C = JOIN A BY a1, B BY b1 USING 'merge';

Conditions

Merge join will only work under these conditions:

1. Both inputs are sorted in ascending order of join keys.

2. If an input consists of many files, there should be a total ordering across the files in the ascending order of file name. So for example if one of the inputs to the join is a directory called input1 with files a and b under it, the data should be sorted in ascending order of join key when read starting at a and ending in b.
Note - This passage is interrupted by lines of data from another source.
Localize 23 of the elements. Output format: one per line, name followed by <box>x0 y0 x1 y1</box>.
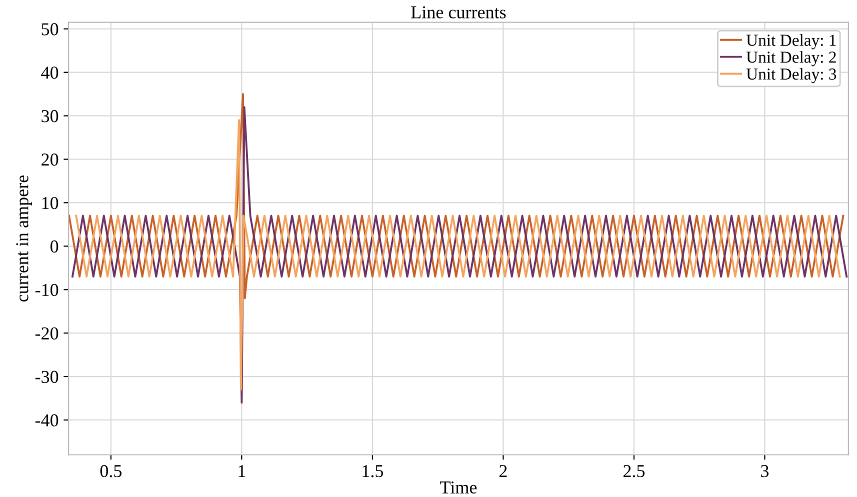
y-tick-label: 50 <box>42 23 58 36</box>
y-tick-label: -20 <box>35 327 58 340</box>
y-tick-label: 10 <box>42 196 58 210</box>
y-axis-title: current in ampere <box>16 176 32 302</box>
y-tick-label: 20 <box>42 154 58 166</box>
x-tick-label: 2 <box>499 465 507 478</box>
line-series <box>68 93 844 300</box>
legend-label: Unit Delay: 2 <box>746 51 836 66</box>
x-tick-label: 1 <box>238 465 246 478</box>
legend-label: Unit Delay: 3 <box>746 68 836 84</box>
y-tick-label: -30 <box>35 370 58 383</box>
y-tick-label: 40 <box>41 66 58 79</box>
chart-title: Line currents <box>411 6 506 18</box>
legend-label: Unit Delay: 1 <box>746 34 836 50</box>
y-tick-label: 0 <box>50 240 58 253</box>
x-tick-label: 2.5 <box>623 465 645 478</box>
y-tick-label: -10 <box>35 284 58 296</box>
x-tick-label: 3 <box>761 465 769 478</box>
x-axis-title: Time <box>440 481 477 494</box>
x-tick-label: 0.5 <box>100 465 122 478</box>
y-tick-label: -40 <box>35 414 58 426</box>
x-tick-label: 1.5 <box>362 465 384 478</box>
y-tick-label: 30 <box>42 110 58 122</box>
Likewise if an input directory has part files part-00000, part-00001, part-00002 and part-00003, the data should be sorted if the files are read in the sequence part-00000, part-00001, part-00002 and part-00003.

3. The merge join only has two inputs

4. The loadfunc for the right input of the join should implement the OrderedLoadFunc interface (PigStorage does implement the OrderedLoadFunc interface).

5. Only inner join will be supported

6. Between the load of the sorted input and the merge join statement there can only be filter statements and foreach statement where the foreach statement should meet the following conditions:
a. There should be no UDFs in the foreach statement
b. The foreach statement should not change the position of the join keys
c. There should not transformation on the join keys which will change the sort order

For optimal performance, each part file of the left (sorted) input of the join should have a size of at least 1 hdfs block size (for example if the hdfs block size is 128 MB, each part file should be less than 128 MB). If the total input size (including all part files) is greater than blocksize, then the part files should be uniform in size (without large skews in sizes). The main idea is to eliminate skew in the amount of input the final map job performing the merge-join will process.

In local mode, merge join will revert to regular join.